Patrick, S. and Brown, A. (2001) Declared Rare and Poorly Known Flora in the Moora District. Department of Conservation and Land Management, Western Australia.

Schwarten T. (1995) The Biology and Ecology of Threatened Daviesia Species in Western Australia. Australian Nature Conservation Agency, Report Project 356, 42 pp.

Shearer, B.L., Crane, C.E. and Cochrane, A. (submitted). Quantification of the susceptibility of the flora of the South-West Botanical Province, Western Australia to Phytophthora cinnamomi. Australian Journal of Botany.

6. Taxonomic Description

Excerpt from: Crisp, M.D. (1995) Contributions towards a revision of Daviesia (Fabaceae: Mirbelieae) III. A synopsis of Daviesia. Australian Systematic Botany 8(6), 1178-79.

Daviesia bursarioides

Straggling shrubs, to 2 m high. Branchlets regularly divaricate at 45°, terete, striate, spinescent, pruinose. Phyllodes spreading or ascending, narrow-obovate, apiculate, tapered to the base, articulate, 3-20 mm long, rather fleshy, glaucescent; mid-rib and veins obscure. Racemes 3-8 flowered, sub-umbelliform, very diffuse owing to the long (25-35 mm) rachis, viscid on rachis, pedicels and bracts; pedicels 3-5 mm long. Calyx c. 4 mm long including the stipe-like receptacle, slightly 5-ribbed when dry, viscid; lobes subequal. Standard with two calli above claw, 9-10 mm broad, yellow towards margins, maroon on veins and towards centre; wing rounded and incurved at apex, deep pink; keel maroon. Stamens strongly dimorphic, inner whorl with filaments compressed and anthers versatile, very broad-ovoid, with cells confluent; outer whorl slightly longer, with filaments flattened and anthers basifixed, broad-ellipsoid, 2-celled. Pod compressed, acuminate, stipe-like at base, 10-14 mm long, coriaceous.

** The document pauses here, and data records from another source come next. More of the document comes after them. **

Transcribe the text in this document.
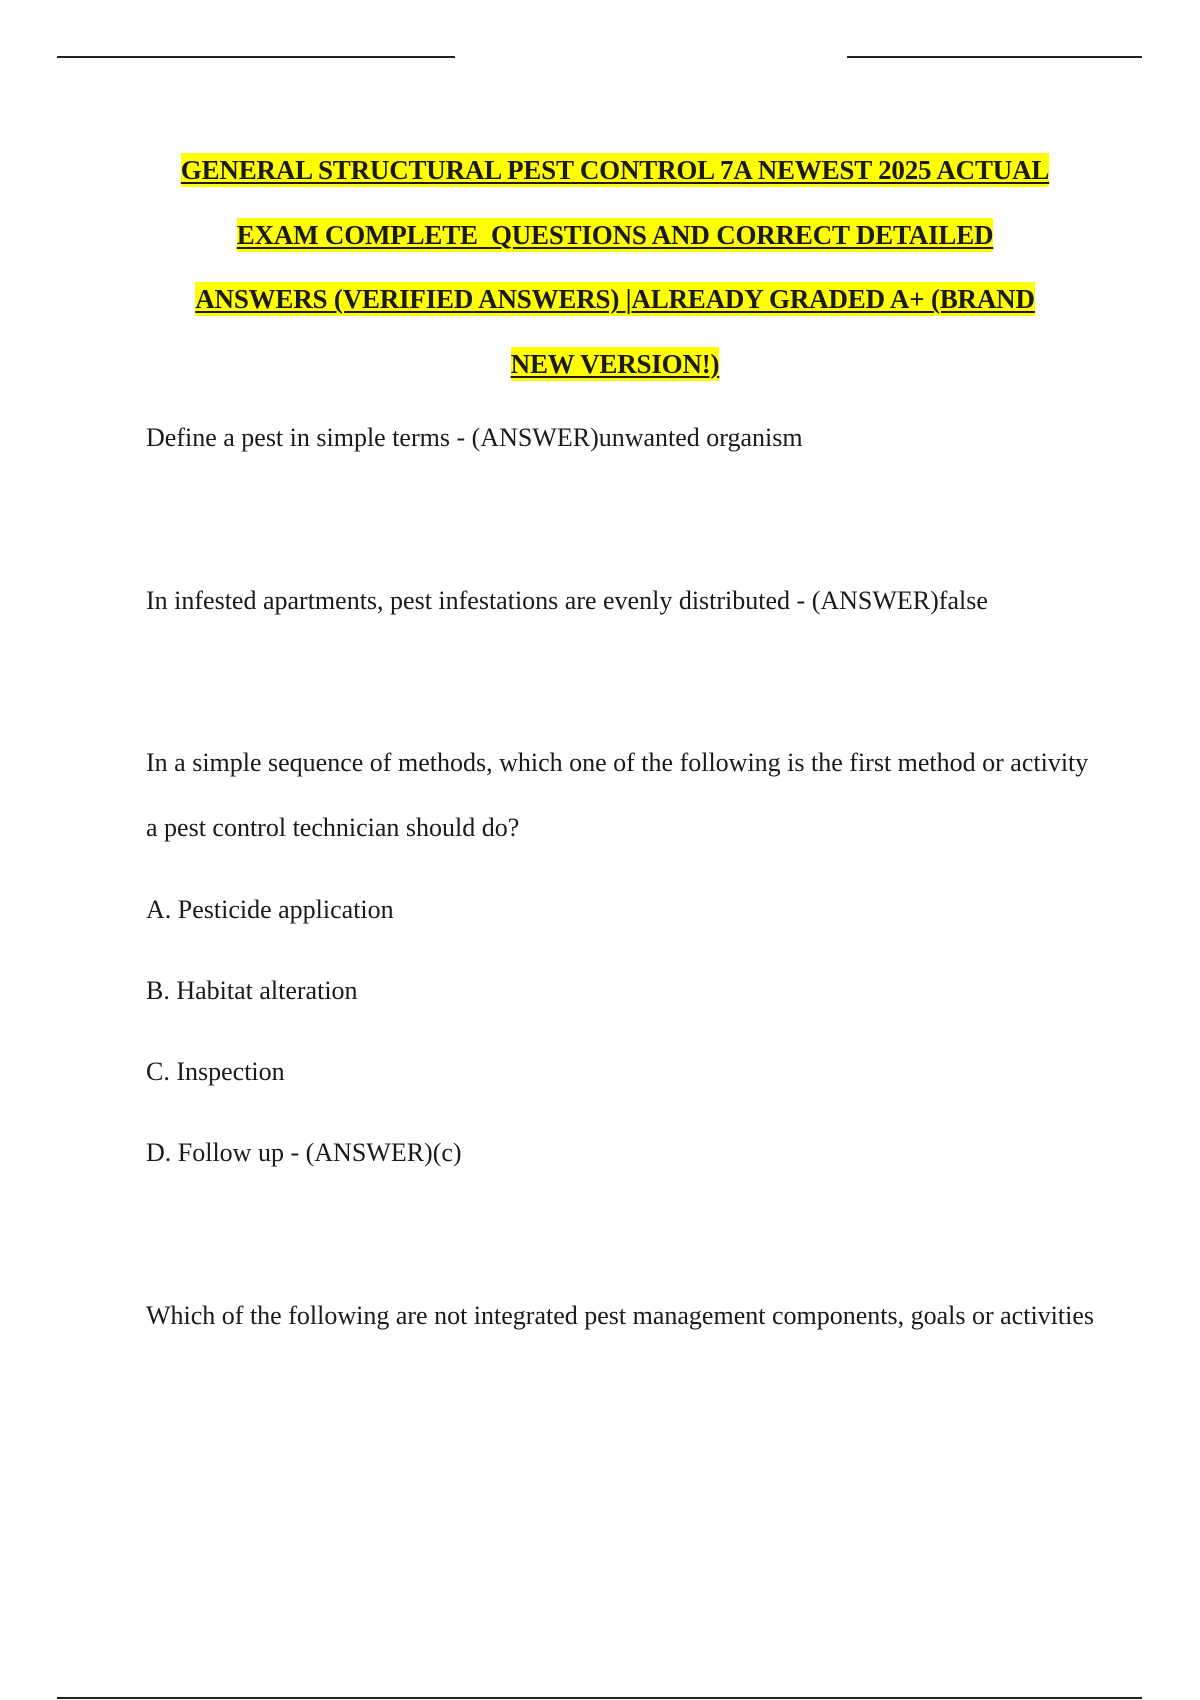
GENERAL STRUCTURAL PEST CONTROL 7A NEWEST 2025 ACTUAL
EXAM COMPLETE  QUESTIONS AND CORRECT DETAILED
ANSWERS (VERIFIED ANSWERS) |ALREADY GRADED A+ (BRAND
NEW VERSION!)
Define a pest in simple terms - (ANSWER)unwanted organism
In infested apartments, pest infestations are evenly distributed - (ANSWER)false
In a simple sequence of methods, which one of the following is the first method or activity a pest control technician should do?
A. Pesticide application
B. Habitat alteration
C. Inspection
D. Follow up - (ANSWER)(c)
Which of the following are not integrated pest management components, goals or activities
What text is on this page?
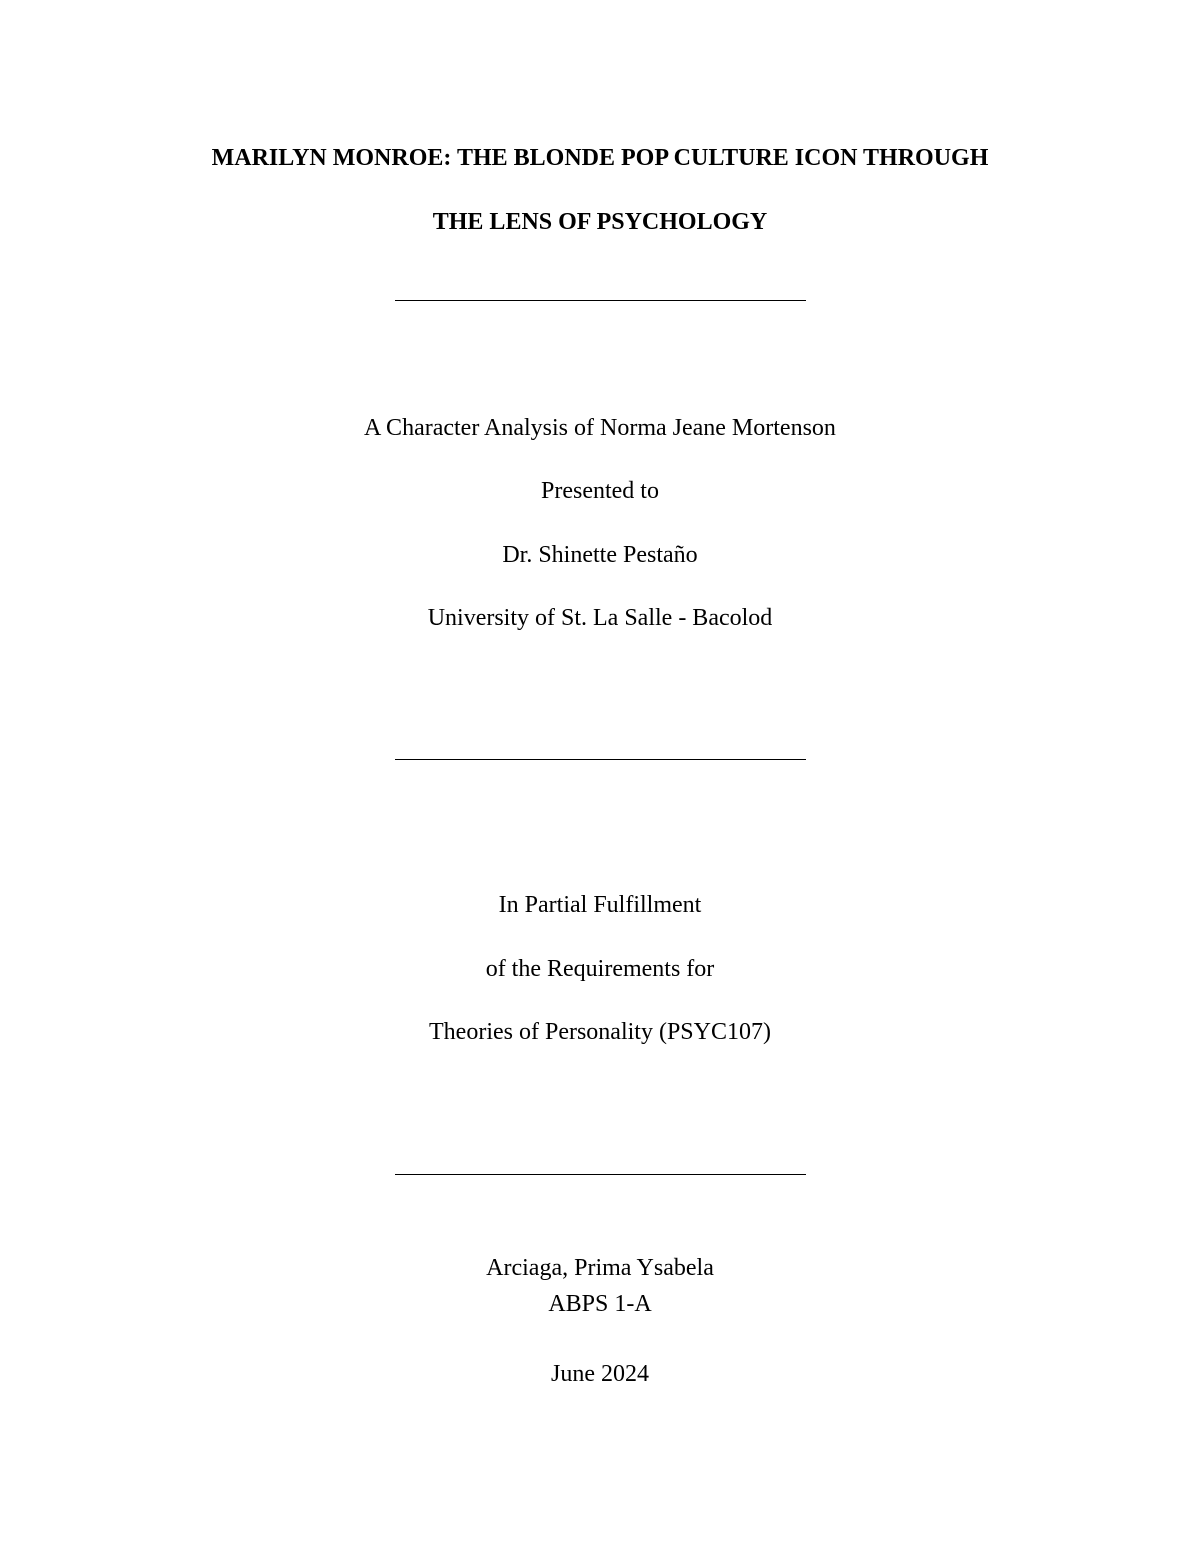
MARILYN MONROE: THE BLONDE POP CULTURE ICON THROUGH
THE LENS OF PSYCHOLOGY
A Character Analysis of Norma Jeane Mortenson
Presented to
Dr. Shinette Pestaño
University of St. La Salle - Bacolod
In Partial Fulfillment
of the Requirements for
Theories of Personality (PSYC107)
Arciaga, Prima Ysabela
ABPS 1-A
June 2024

Distribution: Three Springs.

Etymology: The specific epithet refers to the superficial resemblance between the habit of D. bursarioides and certain species of Bursaria (Pittosproaceae).

Notes: Daviesia bursarioides is a very distinctive species which cannot be confused with any other in the genus. The regular, divaricate branching pattern in combination with the spinescent branchlet apices and the small, narrowly obovate phyllodes diagnose a unique plant which looks for all the world like a Bursaria (Pittosporaceae). The elongated partly umbelliform, partly racemiform inflorescences, as well as details of the flowers and fruits, suggest a relationship to D. costata and D. longifolia. It also shows similarity to D. pedunculata in the inflorescence, viscid pedicels and pruinose branchlets; however, the latter has larger, pungent leaves and non-divaricate, non-spinescent branchlets.